Earliest Attempts at Fishing
My earliest memories of fishing were the times I very patiently tried to catch bugaong (croaker) with a wire paper clip and a piece of string. I’d pilfer the clip from my teacher mother’s school supplies and the ball of string from my grandma’s crochet set. Going to the seashore, I would collect several hermit crabs and break their shells with a stone to get the succulent part of the crab. Then I’d open the clip, tie it to the string, impale the crabs’ soft rear after pinching off the hard pincers and legs, and toss the clip to the group of croakers.
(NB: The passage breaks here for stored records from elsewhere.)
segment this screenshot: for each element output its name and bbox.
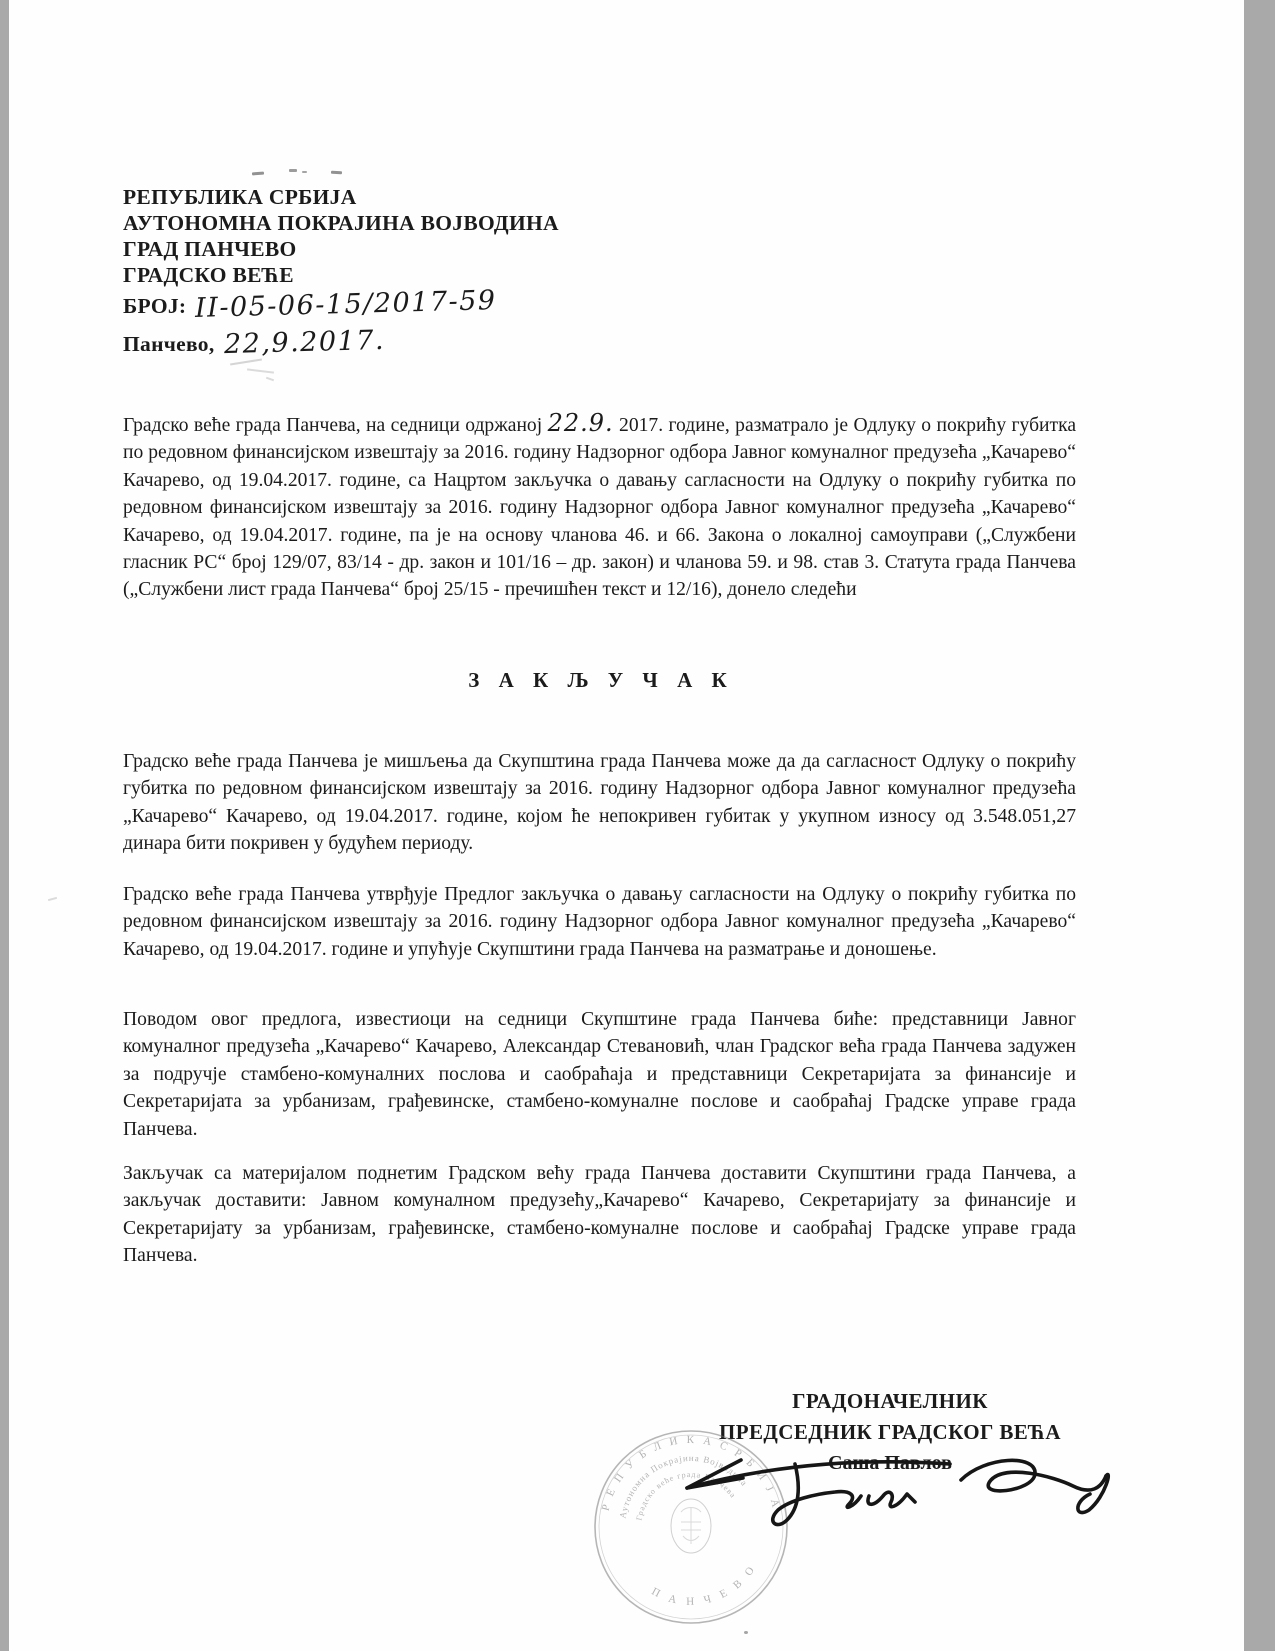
scan-artifact xyxy=(331,171,342,175)
place-label: Панчево, xyxy=(123,332,215,356)
stamp-inner-text: Градско веће града Панчева xyxy=(634,1469,738,1522)
doc-number-label: БРОЈ: xyxy=(123,294,187,318)
body-paragraph-5: Закључак са материјалом поднетим Градском већу града Панчева доставити Скупштини града Панчева, а закључак доставити: Јавном комуналном предузећу„Качарево“ Качарево, Секретаријату за финансије и Секретаријату за урбанизам, грађевинске, стамбено-комуналне послове и саобраћај Градске управе града Панчева. xyxy=(123,1163,1076,1267)
scan-artifact xyxy=(266,377,274,382)
body-paragraph-1 xyxy=(123,410,1076,604)
stamp-outer-text: Р Е П У Б Л И К А С Р Б И Ј А xyxy=(599,1433,783,1513)
svg-text:П А Н Ч Е В О xyxy=(649,1562,759,1608)
scan-edge-left xyxy=(0,0,9,1651)
body-paragraph-2: Градско веће града Панчева је мишљења да Скупштина града Панчева може да да сагласност Одлуку о покрићу губитка по редовном финансијском извештају за 2016. годину Надзорног одбора Јавног комуналног предузећа „Качарево“ Качарево, од 19.04.2017. године, којом ће непокривен губитак у укупном износу од 3.548.051,27 динара бити покривен у будућем периоду. xyxy=(123,751,1076,855)
doc-number-handwritten: II-05-06-15/2017-59 xyxy=(194,285,498,324)
stamp-middle-text: Аутономна Покрајина Војводина xyxy=(617,1452,750,1520)
place-date-line xyxy=(123,324,559,370)
signature-role-council-president: ПРЕДСЕДНИК ГРАДСКОГ ВЕЋА xyxy=(719,1420,1061,1444)
scan-edge-right xyxy=(1244,0,1275,1651)
stamp-bottom-text: П А Н Ч Е В О xyxy=(649,1561,760,1608)
letterhead-line-republic: РЕПУБЛИКА СРБИЈА xyxy=(123,185,357,209)
letterhead-line-council: ГРАДСКО ВЕЋЕ xyxy=(123,263,294,287)
letterhead-line-city: ГРАД ПАНЧЕВО xyxy=(123,237,297,261)
signatory-name: Саша Павлов xyxy=(828,1452,952,1474)
letterhead xyxy=(123,184,559,370)
scan-artifact xyxy=(302,171,307,173)
paragraph-1-text-before: Градско веће града Панчева, на седници одржаној xyxy=(123,415,543,436)
scan-artifact xyxy=(289,169,297,172)
conclusion-title: З А К Љ У Ч А К xyxy=(468,668,731,692)
signature-role-mayor: ГРАДОНАЧЕЛНИК xyxy=(792,1389,988,1413)
body-paragraph-3: Градско веће града Панчева утврђује Предлог закључка о давању сагласности на Одлуку о покрићу губитка по редовном финансијском извештају за 2016. годину Надзорног одбора Јавног комуналног предузећа „Качарево“ Качарево, од 19.04.2017. године и упућује Скупштини града Панчева на разматрање и доношење. xyxy=(123,884,1076,960)
signature-scrawl xyxy=(645,1448,1115,1543)
scan-artifact xyxy=(252,172,264,176)
body-paragraph-4: Поводом овог предлога, известиоци на седници Скупштине града Панчева биће: представници Јавног комуналног предузећа „Качарево“ Качарево, Александар Стевановић, члан Градског већа града Панчева задужен за подручје стамбено-комуналних послова и саобраћаја и представници Секретаријата за финансије и Секретаријата за урбанизам, грађевинске, стамбено-комуналне послове и саобраћај Градске управе града Панчева. xyxy=(123,1009,1076,1140)
letterhead-line-province: АУТОНОМНА ПОКРАЈИНА ВОЈВОДИНА xyxy=(123,211,559,235)
date-handwritten: 22,9.2017. xyxy=(223,324,385,361)
paragraph-1-handwritten-date: 22.9. xyxy=(547,409,614,437)
scan-artifact xyxy=(744,1631,748,1634)
paragraph-1-text-after: 2017. године, разматрало је Одлуку о покрићу губитка по редовном финансијском извештају за 2016. годину Надзорног одбора Јавног комуналног предузећа „Качарево“ Качарево, од 19.04.2017. године, са Нацртом закључка о давању сагласности на Одлуку о покрићу губитка по редовном финансијском извештају за 2016. годину Надзорног одбора Јавног комуналног предузећа „Качарево“ Качарево, од 19.04.2017. године, па је на основу чланова 46. и 66. Закона о локалној самоуправи („Службени гласник РС“ број 129/07, 83/14 - др. закон и 101/16 – др. закон) и чланова 59. и 98. став 3. Статута града Панчева („Службени лист града Панчева“ број 25/15 - пречишћен текст и 12/16), донело следећи xyxy=(123,415,1077,601)
scan-artifact xyxy=(48,897,57,901)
The time of day does not matter: morning, noon, early or left afternoon, but I usually went ‘fishing’—if it can be called such— during low tide, when the water has receded to about two hundred meters, leaving some wide, shallow pools wherein small fishes, caught unawares, were left marooned. There were tiny croakers, mullet, whiting, and some bottom-walkers. Sometimes, instead of ‘fishing’ for them, we’d chase them around and kick them off the water, catch them while they are flopping on the sand and bring them home for the cat or dog, since only they will be interested in the tiny fishes. You know, just for fun, or simply the children’s exuberant attempt to amuse themselves. But when alone and fishing strikes my fancy, I’d steal some thread and paper clip and do my thing.
The smaller ones would attack the bait first, the bigger fish would soon follow, and all will have a field day because no matter how often or how strong I yank back on the string, I never caught a one, never hooked any fish. But I would persist, rebaiting and tossing the ensemble back again and again, until all my bait is gone, or the sun has grown too hot, or the dark has come and I can’t see the fish anymore. I would go home with nothing to show for my efforts, perhaps beaten for the moment but surely undefeated, because I go home with the hope that maybe tomorrow or the next time, I will finally catch one.
One will be enough for me, for that one –a single fish—will prove to me, myself, the world and all who are interested, that I am a fisherman. Or, more accurately, a sportfisherman. That I belong to that special tribe of people who believe that fishing is a noble pursuit, that matching wits with the piscatorial species is a wholesome and honorable endeavor, and that the fish is not important: the sport of catching it, is. The fish is only a trophy and the proof; nothing more, nothing less.
But if that singular desire is amateurish or too pedestrian, then I must tell you that at the time I was only six years old.